The film begins with a harrowing half-hour sequence chronicling the invasion of Omaha Beach on D-Day. The Allied soldiers endure bad weather and choppy seas only to be gunned down en masse as soon as their boats reach the shore and let down their ramps. Jumping overboard is no solution; bullets streak through the water and hit those hiding below the waves. Those who make it ashore are shot, blown up, or forced to find their missing limbs in the sand. No one is safe...except, perhaps, for Captain John Miller. He is played by two-time Oscar-winner Tom Hanks, so we know he won’t die right away.

DAVID JAMES PHOTO
Corporal Upham (Jeremy Davies) finds himself
thrust into the war when he joins a squad of
American soldiers on a dangerous mission
behind enemy lines to find and retrieve Private
James Ryan.

That’s about the only sure thing the audience can bank on. Spielberg has culled the rest of his cast–including Tom Sizemore, Ed Burns, Adam Goldberg and Jeremy Davies–from the largely obscure world of independent films, so their fates are harder to predict.

Once the beach is secure, these five men, and three others, are given an unusual mission: to find and retrieve one James Ryan (Matt Damon), a paratrooper lost behind enemy lines, and send him home. There’s nothing special about Ryan, but his three brothers have all just died in action, and the chief of staff wants to ensure that Ryan’s mother will have at least one son left alive when the war is over.

The mission makes no mathematical sense–why risk eight troops to save just one?–but, like the shepherd who abandoned his sheep to search for the one that was lost, the soldiers accept their orders and begin their search.

Not so far-fetched

The story, although fictitious, is not as far-fetched as it may sound. Newsweek reports that a real-life paratrooper, Fritz Niland, was tracked down by an army chaplain and sent home after his three brothers died in a single week. There is no chaplain in Miller’s rescue squad, but there is at least one explicitly Christian character, a sharpshooter named Jackson (Barry Pepper) who says things like "God grant me strength" every time he draws a bead on some poor German.

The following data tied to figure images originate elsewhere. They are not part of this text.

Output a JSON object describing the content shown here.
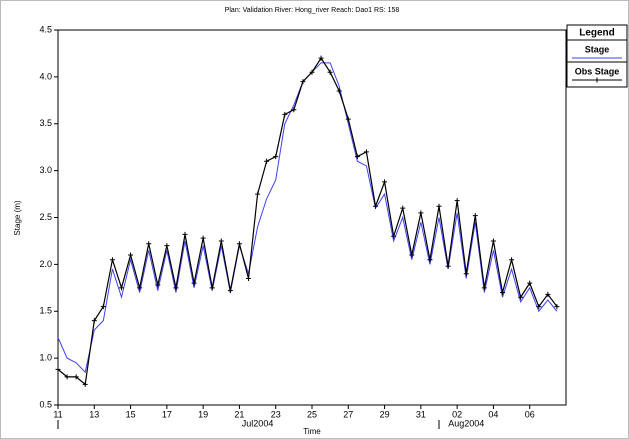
{
  "chart_data": {
    "type": "line",
    "title": "Plan: Validation   River: Hong_river   Reach: Dao1   RS: 158",
    "x_label": "Time",
    "y_label": "Stage (m)",
    "legend_title": "Legend",
    "legend_position": "outside-upper-right",
    "xlim": [
      0,
      28
    ],
    "ylim": [
      0.5,
      4.5
    ],
    "xticks": [
      {
        "value": 0,
        "label": "11"
      },
      {
        "value": 2,
        "label": "13"
      },
      {
        "value": 4,
        "label": "15"
      },
      {
        "value": 6,
        "label": "17"
      },
      {
        "value": 8,
        "label": "19"
      },
      {
        "value": 10,
        "label": "21"
      },
      {
        "value": 12,
        "label": "23"
      },
      {
        "value": 14,
        "label": "25"
      },
      {
        "value": 16,
        "label": "27"
      },
      {
        "value": 18,
        "label": "29"
      },
      {
        "value": 20,
        "label": "31"
      },
      {
        "value": 22,
        "label": "02"
      },
      {
        "value": 24,
        "label": "04"
      },
      {
        "value": 26,
        "label": "06"
      }
    ],
    "month_labels": [
      {
        "value": 11,
        "label": "Jul2004"
      },
      {
        "value": 22.5,
        "label": "Aug2004"
      }
    ],
    "month_marks": [
      0,
      21
    ],
    "yticks": [
      0.5,
      {
        "value": 1,
        "label": "1.0"
      },
      1.5,
      {
        "value": 2,
        "label": "2.0"
      },
      2.5,
      {
        "value": 3,
        "label": "3.0"
      },
      3.5,
      {
        "value": 4,
        "label": "4.0"
      },
      4.5
    ],
    "x": [
      0,
      0.5,
      1,
      1.5,
      2,
      2.5,
      3,
      3.5,
      4,
      4.5,
      5,
      5.5,
      6,
      6.5,
      7,
      7.5,
      8,
      8.5,
      9,
      9.5,
      10,
      10.5,
      11,
      11.5,
      12,
      12.5,
      13,
      13.5,
      14,
      14.5,
      15,
      15.5,
      16,
      16.5,
      17,
      17.5,
      18,
      18.5,
      19,
      19.5,
      20,
      20.5,
      21,
      21.5,
      22,
      22.5,
      23,
      23.5,
      24,
      24.5,
      25,
      25.5,
      26,
      26.5,
      27,
      27.5
    ],
    "series": [
      {
        "name": "Stage",
        "color": "#3f3fff",
        "marker": false,
        "values": [
          1.22,
          1.0,
          0.95,
          0.85,
          1.3,
          1.4,
          1.95,
          1.65,
          2.05,
          1.7,
          2.15,
          1.72,
          2.15,
          1.7,
          2.25,
          1.75,
          2.2,
          1.72,
          2.2,
          1.7,
          2.2,
          1.9,
          2.4,
          2.7,
          2.9,
          3.5,
          3.7,
          3.95,
          4.05,
          4.15,
          4.15,
          3.9,
          3.5,
          3.1,
          3.05,
          2.6,
          2.75,
          2.25,
          2.5,
          2.05,
          2.45,
          2.0,
          2.5,
          1.95,
          2.55,
          1.85,
          2.45,
          1.7,
          2.15,
          1.65,
          1.95,
          1.6,
          1.75,
          1.5,
          1.62,
          1.5
        ]
      },
      {
        "name": "Obs Stage",
        "color": "#000000",
        "marker": true,
        "values": [
          0.88,
          0.8,
          0.8,
          0.72,
          1.4,
          1.55,
          2.05,
          1.75,
          2.1,
          1.75,
          2.22,
          1.78,
          2.2,
          1.75,
          2.32,
          1.8,
          2.28,
          1.75,
          2.25,
          1.72,
          2.22,
          1.85,
          2.75,
          3.1,
          3.15,
          3.6,
          3.65,
          3.95,
          4.05,
          4.2,
          4.05,
          3.85,
          3.55,
          3.15,
          3.2,
          2.62,
          2.88,
          2.3,
          2.6,
          2.1,
          2.55,
          2.05,
          2.62,
          1.98,
          2.68,
          1.9,
          2.52,
          1.75,
          2.25,
          1.7,
          2.05,
          1.65,
          1.8,
          1.55,
          1.68,
          1.55
        ]
      }
    ]
  }
}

In this, Spielberg shows the same grudging, and caricatured, affirmation of Christianity that marked his last film, Amistad. He shows American troops praying just before they make their first breakthrough at Omaha, and he suggests, more than once, that God is for the Allies, so who can be against them? But the film does not present the radical gospel of Jesus Christ, which might challenge the militaristic ways of the world; instead it upholds a domesticated civil religion, where faith is fine so long as it follows the flag.

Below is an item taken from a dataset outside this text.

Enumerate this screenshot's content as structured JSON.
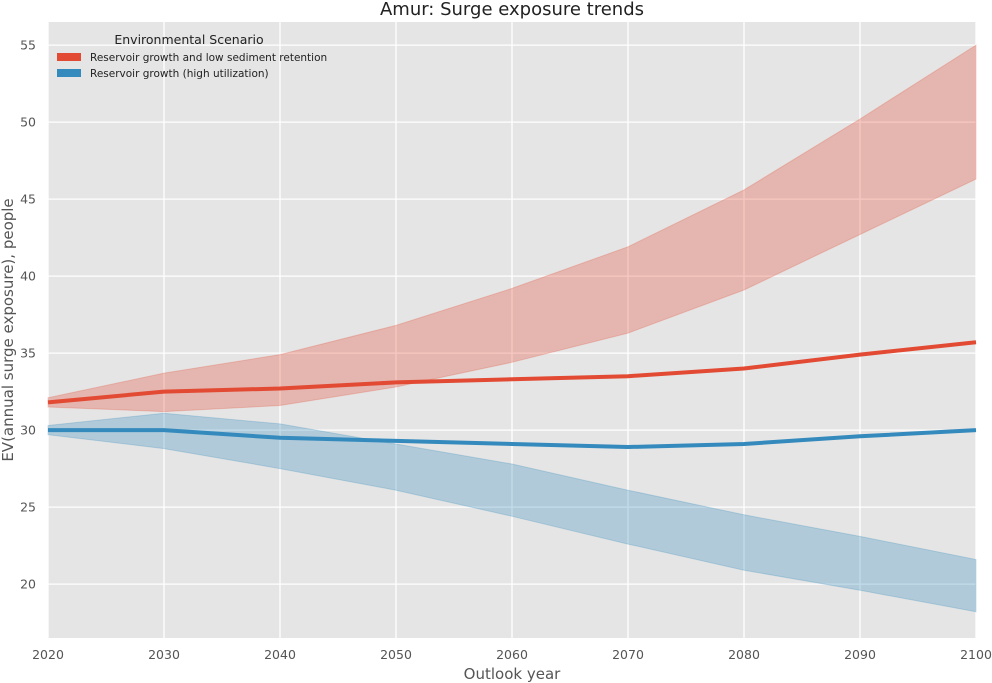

Still, this is in many ways Spielberg’s most mature work yet. It is that rare historically sensitive film which does not, thankfully, feel like a history lesson. And it does for World War II what Glory did for the Civil War and Braveheart for medieval battles, only better. It presents combat as brutal and savage yet clings to the hope that courage, loyalty and grace can somehow make themselves known amidst the carnage.

In risking–and, in some cases, sacrificing–their lives for a common grunt, Miller and his men even form a sort of collective Christ figure. The salvation they offer Ryan has its price, and it is high, perhaps too high for some audiences to stomach. The suffering these men endure is not pretty, but then, neither was the cross.